Bei agilen Methoden liegt die Betonung i.d.R. auf Selbstorgansiation und Selbstbestimmung und eine mögliche Überforderung á la Boes/Bultemeier wird nicht weiter diskutiert. Allerdings reagieren agile Vertreter auf die Verknüpfung agiler Methoden mit klassischem Optimierungsdenken, wie bei Wolfram Müllers High-Performance Projektmanagement auf openPM oder bei seinem Beitrag auf dem PM-Camp in Dornbirn durchaus dünnhäutig. Offenbar sieht sich die Zunft gerade nicht gerne als neues Produktionsmodell.

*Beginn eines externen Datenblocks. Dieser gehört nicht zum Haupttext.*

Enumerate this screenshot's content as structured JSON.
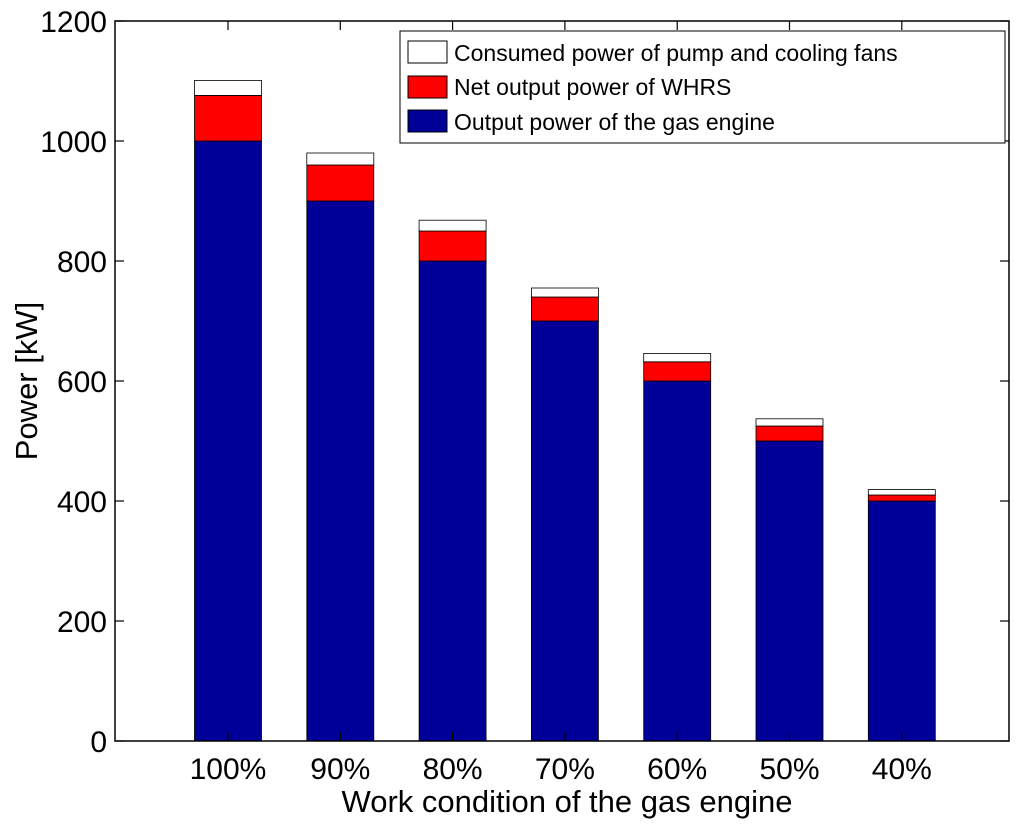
{
  "chart_data": {
    "type": "bar",
    "stacked": true,
    "categories": [
      "100%",
      "90%",
      "80%",
      "70%",
      "60%",
      "50%",
      "40%"
    ],
    "series": [
      {
        "name": "Output power of the gas engine",
        "values": [
          1000,
          900,
          800,
          700,
          600,
          500,
          400
        ],
        "color": "#000099"
      },
      {
        "name": "Net output power of WHRS",
        "values": [
          76,
          60,
          50,
          40,
          32,
          25,
          10
        ],
        "color": "#ff0000"
      },
      {
        "name": "Consumed power of pump and cooling fans",
        "values": [
          25,
          20,
          18,
          15,
          14,
          12,
          9
        ],
        "color": "#ffffff"
      }
    ],
    "legend_order": [
      "Consumed power of pump and cooling fans",
      "Net output power of WHRS",
      "Output power of the gas engine"
    ],
    "xlabel": "Work condition of the gas engine",
    "ylabel": "Power [kW]",
    "ylim": [
      0,
      1200
    ],
    "yticks": [
      0,
      200,
      400,
      600,
      800,
      1000,
      1200
    ],
    "grid": false,
    "legend_position": "top-right"
  }
}
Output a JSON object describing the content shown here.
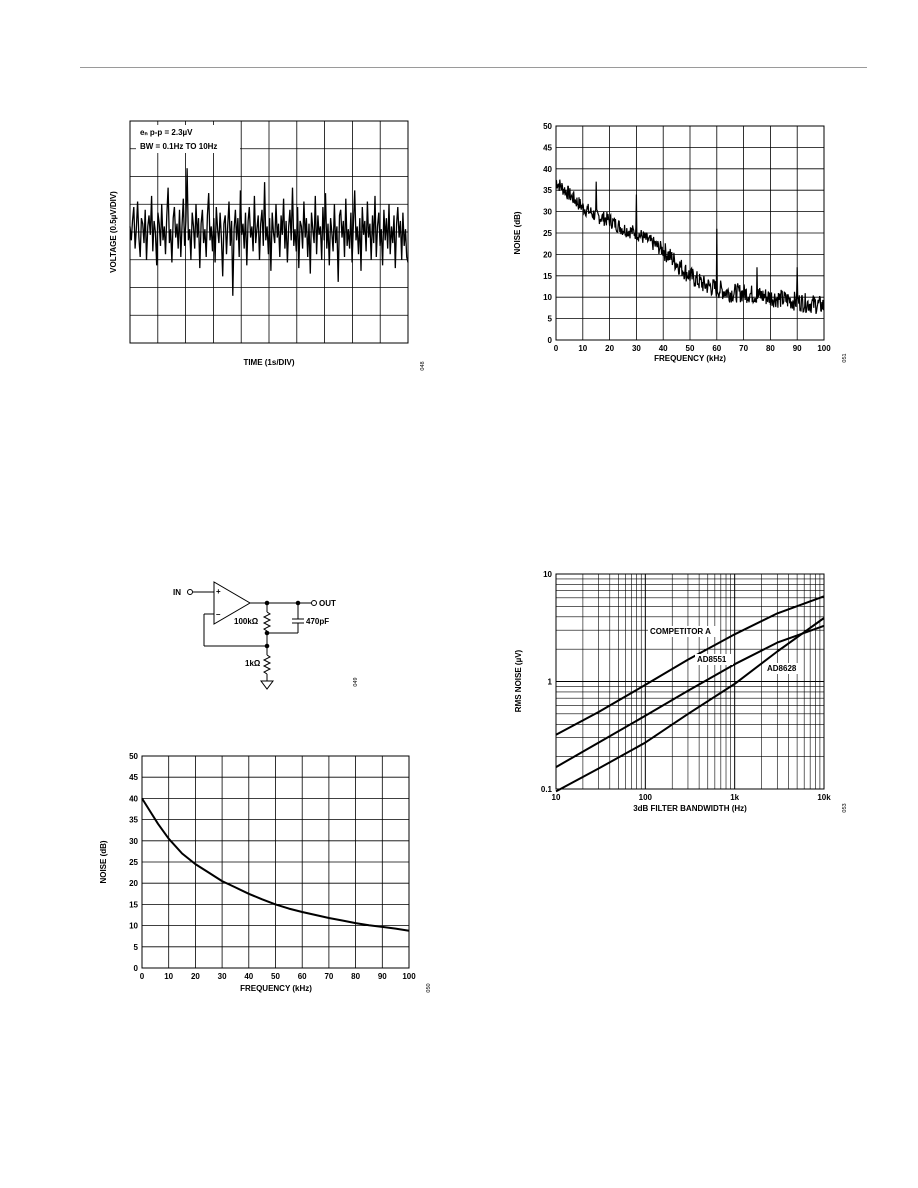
{
  "chart_data": [
    {
      "id": "noise_time",
      "type": "line",
      "xlabel": "TIME (1s/DIV)",
      "ylabel": "VOLTAGE (0.5µV/DIV)",
      "annotation": [
        "eₙ p-p = 2.3µV",
        "BW = 0.1Hz TO 10Hz"
      ],
      "x_divisions": 10,
      "y_divisions": 8,
      "ylim_divisions": [
        -4,
        4
      ],
      "grid": true,
      "figure_number": "048",
      "series": [
        {
          "values": [
            0.2,
            -0.3,
            0.4,
            0.9,
            -0.6,
            0.1,
            1.1,
            -0.2,
            -0.9,
            0.5,
            0.3,
            -0.4,
            0.8,
            -1.0,
            0.2,
            0.6,
            -0.1,
            1.3,
            -0.7,
            0.4,
            0.0,
            -1.2,
            0.7,
            0.3,
            -0.5,
            1.0,
            -0.3,
            0.2,
            -0.8,
            0.6,
            1.6,
            -0.4,
            0.1,
            -1.1,
            0.5,
            0.9,
            -0.2,
            0.3,
            -0.6,
            0.8,
            -0.9,
            0.2,
            1.2,
            -0.5,
            0.4,
            2.3,
            -0.3,
            0.1,
            -1.0,
            0.7,
            0.2,
            -0.6,
            1.0,
            -0.2,
            0.5,
            -1.3,
            0.3,
            0.8,
            -0.4,
            0.1,
            -0.9,
            0.6,
            1.4,
            -0.3,
            0.2,
            -0.7,
            0.5,
            -1.1,
            0.9,
            0.1,
            -0.4,
            0.7,
            -0.2,
            -1.6,
            0.3,
            0.6,
            -0.8,
            0.2,
            1.1,
            -0.5,
            0.4,
            -2.3,
            0.1,
            0.8,
            -0.3,
            0.5,
            -0.9,
            1.5,
            -0.1,
            0.3,
            -0.6,
            0.7,
            -1.2,
            0.4,
            0.9,
            -0.2,
            0.2,
            -0.7,
            1.3,
            -0.4,
            0.1,
            0.6,
            -1.0,
            0.3,
            0.8,
            -0.5,
            1.8,
            -0.3,
            0.2,
            -0.8,
            0.5,
            -1.4,
            0.7,
            0.0,
            -0.4,
            1.0,
            -0.2,
            0.3,
            -0.9,
            0.6,
            -0.1,
            1.2,
            -0.6,
            0.4,
            -1.1,
            0.2,
            0.8,
            -0.3,
            1.6,
            -0.5,
            0.1,
            -0.7,
            0.9,
            -1.3,
            0.4,
            0.2,
            -0.6,
            1.1,
            -0.2,
            0.5,
            -0.9,
            0.3,
            -1.5,
            0.7,
            0.1,
            -0.4,
            1.3,
            -0.8,
            0.6,
            -0.1,
            0.2,
            -1.0,
            0.9,
            -0.3,
            1.4,
            -0.6,
            0.3,
            -1.2,
            0.5,
            0.0,
            -0.7,
            1.0,
            -0.4,
            0.2,
            -1.8,
            0.6,
            0.8,
            -0.2,
            0.4,
            -0.9,
            1.2,
            -0.5,
            0.1,
            -0.6,
            0.7,
            -1.1,
            0.3,
            1.5,
            -0.3,
            0.2,
            -0.8,
            0.5,
            -1.4,
            0.9,
            -0.1,
            0.4,
            -0.7,
            1.1,
            -0.2,
            0.3,
            -1.0,
            0.6,
            -0.4,
            1.3,
            -0.9,
            0.2,
            0.7,
            -0.5,
            0.1,
            -1.2,
            0.8,
            -0.3,
            0.5,
            -0.6,
            1.0,
            -0.8,
            0.2,
            -0.4,
            0.6,
            -1.3,
            0.3,
            0.9,
            -0.2,
            0.4,
            -1.0,
            0.7,
            -0.5,
            0.1,
            -0.9,
            -1.1
          ]
        }
      ]
    },
    {
      "id": "noise_vs_freq_1",
      "type": "line",
      "xlabel": "FREQUENCY (kHz)",
      "ylabel": "NOISE (dB)",
      "xlim": [
        0,
        100
      ],
      "ylim": [
        0,
        50
      ],
      "xticks": [
        "0",
        "10",
        "20",
        "30",
        "40",
        "50",
        "60",
        "70",
        "80",
        "90",
        "100"
      ],
      "yticks": [
        "0",
        "5",
        "10",
        "15",
        "20",
        "25",
        "30",
        "35",
        "40",
        "45",
        "50"
      ],
      "grid": true,
      "figure_number": "051",
      "trend": {
        "x": [
          0,
          5,
          10,
          15,
          20,
          25,
          30,
          35,
          40,
          45,
          50,
          55,
          60,
          65,
          70,
          75,
          80,
          85,
          90,
          95,
          100
        ],
        "y": [
          37,
          34,
          31,
          29,
          28,
          26,
          25,
          23,
          21,
          18,
          15,
          13,
          12,
          11,
          11,
          10.5,
          10,
          9.5,
          9,
          8.5,
          8
        ]
      },
      "spikes": {
        "x": [
          15,
          30,
          60,
          75,
          90
        ],
        "y": [
          37,
          34,
          26,
          17,
          17
        ]
      }
    },
    {
      "id": "noise_vs_freq_2",
      "type": "line",
      "xlabel": "FREQUENCY (kHz)",
      "ylabel": "NOISE (dB)",
      "xlim": [
        0,
        100
      ],
      "ylim": [
        0,
        50
      ],
      "xticks": [
        "0",
        "10",
        "20",
        "30",
        "40",
        "50",
        "60",
        "70",
        "80",
        "90",
        "100"
      ],
      "yticks": [
        "0",
        "5",
        "10",
        "15",
        "20",
        "25",
        "30",
        "35",
        "40",
        "45",
        "50"
      ],
      "grid": true,
      "figure_number": "050",
      "series": [
        {
          "x": [
            0,
            3,
            6,
            10,
            15,
            20,
            25,
            30,
            35,
            40,
            45,
            50,
            55,
            60,
            65,
            70,
            75,
            80,
            85,
            90,
            95,
            100
          ],
          "y": [
            40,
            37,
            34,
            30.5,
            27,
            24.5,
            22.5,
            20.5,
            19,
            17.5,
            16.2,
            15,
            14,
            13.2,
            12.5,
            11.8,
            11.2,
            10.6,
            10.1,
            9.7,
            9.3,
            8.8
          ]
        }
      ]
    },
    {
      "id": "rms_noise",
      "type": "line",
      "xlabel": "3dB FILTER BANDWIDTH (Hz)",
      "ylabel": "RMS NOISE (µV)",
      "xscale": "log",
      "yscale": "log",
      "xlim": [
        10,
        10000
      ],
      "ylim": [
        0.1,
        10
      ],
      "xticks": [
        "10",
        "100",
        "1k",
        "10k"
      ],
      "yticks": [
        "0.1",
        "1",
        "10"
      ],
      "grid": true,
      "figure_number": "053",
      "series": [
        {
          "name": "COMPETITOR A",
          "x": [
            10,
            30,
            100,
            300,
            1000,
            3000,
            10000
          ],
          "y": [
            0.32,
            0.52,
            0.93,
            1.6,
            2.75,
            4.3,
            6.2
          ]
        },
        {
          "name": "AD8551",
          "x": [
            10,
            30,
            100,
            300,
            1000,
            3000,
            10000
          ],
          "y": [
            0.16,
            0.27,
            0.48,
            0.82,
            1.45,
            2.3,
            3.3
          ]
        },
        {
          "name": "AD8628",
          "x": [
            10,
            30,
            100,
            300,
            1000,
            3000,
            10000
          ],
          "y": [
            0.095,
            0.155,
            0.27,
            0.5,
            0.95,
            1.9,
            3.9
          ]
        }
      ]
    }
  ],
  "circuit": {
    "in_label": "IN",
    "out_label": "OUT",
    "plus": "+",
    "minus": "–",
    "r_feedback": "100kΩ",
    "capacitor": "470pF",
    "r_ground": "1kΩ",
    "figure_number": "049"
  }
}
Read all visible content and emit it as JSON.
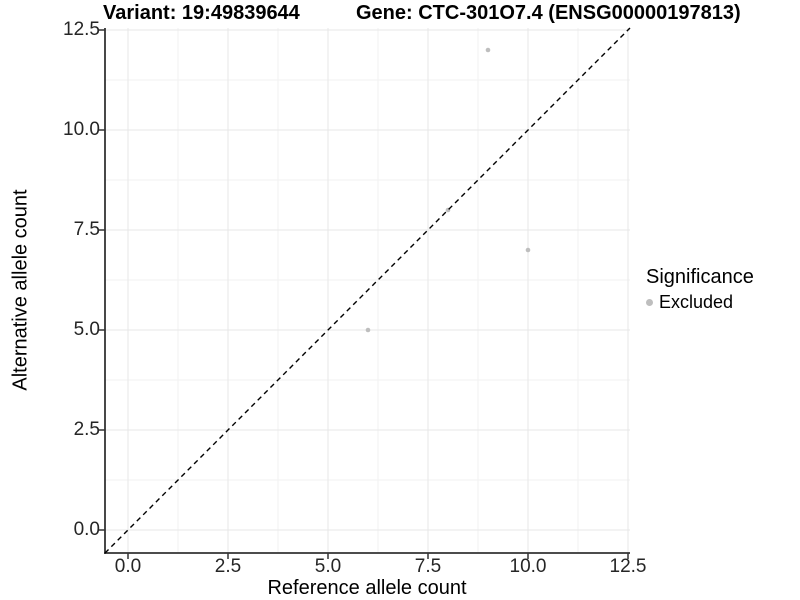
{
  "chart_data": {
    "type": "scatter",
    "title_variant": "Variant: 19:49839644",
    "title_gene": "Gene: CTC-301O7.4 (ENSG00000197813)",
    "xlabel": "Reference allele count",
    "ylabel": "Alternative allele count",
    "x_ticks": [
      0.0,
      2.5,
      5.0,
      7.5,
      10.0,
      12.5
    ],
    "y_ticks": [
      0.0,
      2.5,
      5.0,
      7.5,
      10.0,
      12.5
    ],
    "x_tick_labels": [
      "0.0",
      "2.5",
      "5.0",
      "7.5",
      "10.0",
      "12.5"
    ],
    "y_tick_labels": [
      "0.0",
      "2.5",
      "5.0",
      "7.5",
      "10.0",
      "12.5"
    ],
    "xlim": [
      -0.575,
      12.55
    ],
    "ylim": [
      -0.575,
      12.55
    ],
    "grid": "major+minor",
    "series": [
      {
        "name": "Excluded",
        "color": "#bebebe",
        "points": [
          {
            "x": 6,
            "y": 5
          },
          {
            "x": 8,
            "y": 8
          },
          {
            "x": 9,
            "y": 12
          },
          {
            "x": 10,
            "y": 7
          }
        ]
      }
    ],
    "identity_line": {
      "slope": 1,
      "intercept": 0,
      "style": "dashed",
      "color": "#000000"
    },
    "legend": {
      "title": "Significance",
      "position": "right",
      "entries": [
        {
          "label": "Excluded",
          "color": "#bebebe"
        }
      ]
    },
    "colors": {
      "grid_major": "#e7e7e7",
      "grid_minor": "#f2f2f2",
      "axis_line": "#333333",
      "tick_mark": "#333333"
    }
  }
}
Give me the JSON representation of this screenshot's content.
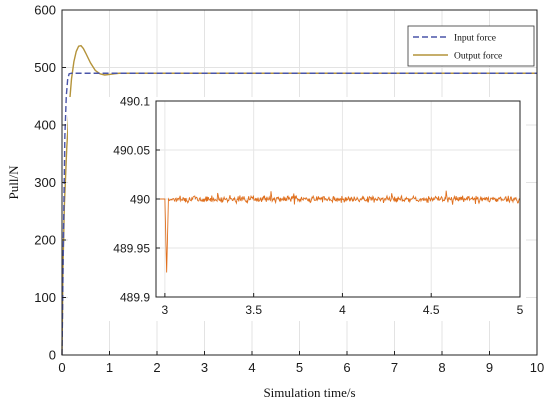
{
  "chart_data": [
    {
      "type": "line",
      "title": "",
      "xlabel": "Simulation time/s",
      "ylabel": "Pull/N",
      "xlim": [
        0,
        10
      ],
      "ylim": [
        0,
        600
      ],
      "xticks": [
        "0",
        "1",
        "2",
        "3",
        "4",
        "5",
        "6",
        "7",
        "8",
        "9",
        "10"
      ],
      "yticks": [
        "0",
        "100",
        "200",
        "300",
        "400",
        "500",
        "600"
      ],
      "legend_position": "top-right",
      "series": [
        {
          "name": "Input force",
          "color": "#4a55a8",
          "style": "dashed",
          "x": [
            0,
            0.03,
            0.06,
            0.09,
            0.12,
            0.15,
            0.2,
            10
          ],
          "y": [
            0,
            200,
            380,
            450,
            480,
            489,
            490,
            490
          ]
        },
        {
          "name": "Output force",
          "color": "#b4933a",
          "style": "solid",
          "x": [
            0,
            0.02,
            0.05,
            0.1,
            0.15,
            0.2,
            0.25,
            0.3,
            0.35,
            0.4,
            0.45,
            0.5,
            0.6,
            0.7,
            0.8,
            0.9,
            1.0,
            1.1,
            1.2,
            10
          ],
          "y": [
            0,
            150,
            260,
            360,
            430,
            480,
            510,
            528,
            537,
            538,
            533,
            525,
            508,
            495,
            489,
            487,
            488,
            489,
            490,
            490
          ]
        }
      ]
    },
    {
      "type": "line",
      "title": "",
      "xlabel": "",
      "ylabel": "",
      "xlim": [
        2.95,
        5.0
      ],
      "ylim": [
        489.9,
        490.1
      ],
      "xticks": [
        "3",
        "3.5",
        "4",
        "4.5",
        "5"
      ],
      "yticks": [
        "489.9",
        "489.95",
        "490",
        "490.05",
        "490.1"
      ],
      "series": [
        {
          "color": "#e0701e",
          "style": "solid",
          "description_points": [
            [
              2.95,
              490.0
            ],
            [
              3.0,
              490.0
            ],
            [
              3.01,
              489.925
            ],
            [
              3.02,
              490.0
            ],
            [
              5.0,
              490.0
            ]
          ],
          "noise_amplitude": 0.006
        }
      ]
    }
  ]
}
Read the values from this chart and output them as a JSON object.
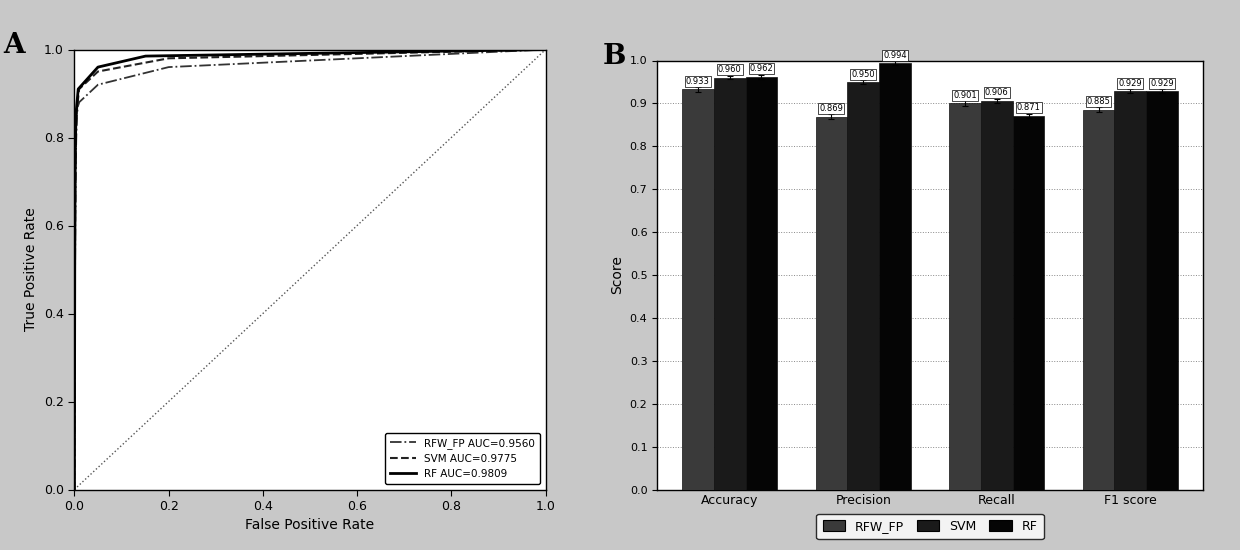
{
  "panel_a_label": "A",
  "panel_b_label": "B",
  "roc_legend": [
    {
      "label": "RFW_FP AUC=0.9560",
      "style": "dashdot"
    },
    {
      "label": "SVM AUC=0.9775",
      "style": "dashed"
    },
    {
      "label": "RF AUC=0.9809",
      "style": "solid"
    }
  ],
  "bar_categories": [
    "Accuracy",
    "Precision",
    "Recall",
    "F1 score"
  ],
  "bar_groups": [
    "RFW_FP",
    "SVM",
    "RF"
  ],
  "bar_values": [
    [
      0.933,
      0.96,
      0.962
    ],
    [
      0.869,
      0.95,
      0.994
    ],
    [
      0.901,
      0.906,
      0.871
    ],
    [
      0.885,
      0.929,
      0.929
    ]
  ],
  "bar_errors": [
    [
      0.006,
      0.004,
      0.004
    ],
    [
      0.006,
      0.004,
      0.004
    ],
    [
      0.006,
      0.004,
      0.004
    ],
    [
      0.006,
      0.004,
      0.004
    ]
  ],
  "bar_colors": [
    "#3a3a3a",
    "#1a1a1a",
    "#050505"
  ],
  "ylabel_bar": "Score",
  "ylim_bar": [
    0.0,
    1.0
  ],
  "yticks_bar": [
    0.0,
    0.1,
    0.2,
    0.3,
    0.4,
    0.5,
    0.6,
    0.7,
    0.8,
    0.9,
    1.0
  ],
  "xlabel_roc": "False Positive Rate",
  "ylabel_roc": "True Positive Rate",
  "background_color": "#c8c8c8",
  "plot_bg_color": "#ffffff",
  "bar_bg_color": "#ffffff",
  "xticks_roc": [
    0.0,
    0.2,
    0.4,
    0.6,
    0.8,
    1.0
  ],
  "yticks_roc": [
    0.0,
    0.2,
    0.4,
    0.6,
    0.8,
    1.0
  ]
}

Persönlich missfallen mir die idealisierten Rahmenbedingungen agiler Ansätze, weil sie häufig utopisch sind. Wenn ich den idealen Product Owner, am besten gleich noch auf Kundenseite, von Anfang an engagiert und eingebunden in meinem Projekt habe, dann sind das Voraussetzungen, die auch jedem klassischen Projekt gut tun würden, die nur in der Realität nicht immer anzutreffen sind. Erfrischend hier wieder Jurgen Appelo, der jüngst in einem Blogbeitrag das imperfekte agile Vorgehen postuliert: Don´t let Scrum make you fragile. Er plädiert dafür Methoden wie Scrum nicht Buchstabe für Buchstabe umzusetzen, sondern auch Platz für Variabilität, Unsicherheiten und Überraschungen zu lassen. Ich fürchte nur, dass deutsche Gewerkschaften dies der arbeitenden Bevölkerung nicht zutrauen und deren permanente Überforderung anprangern werden…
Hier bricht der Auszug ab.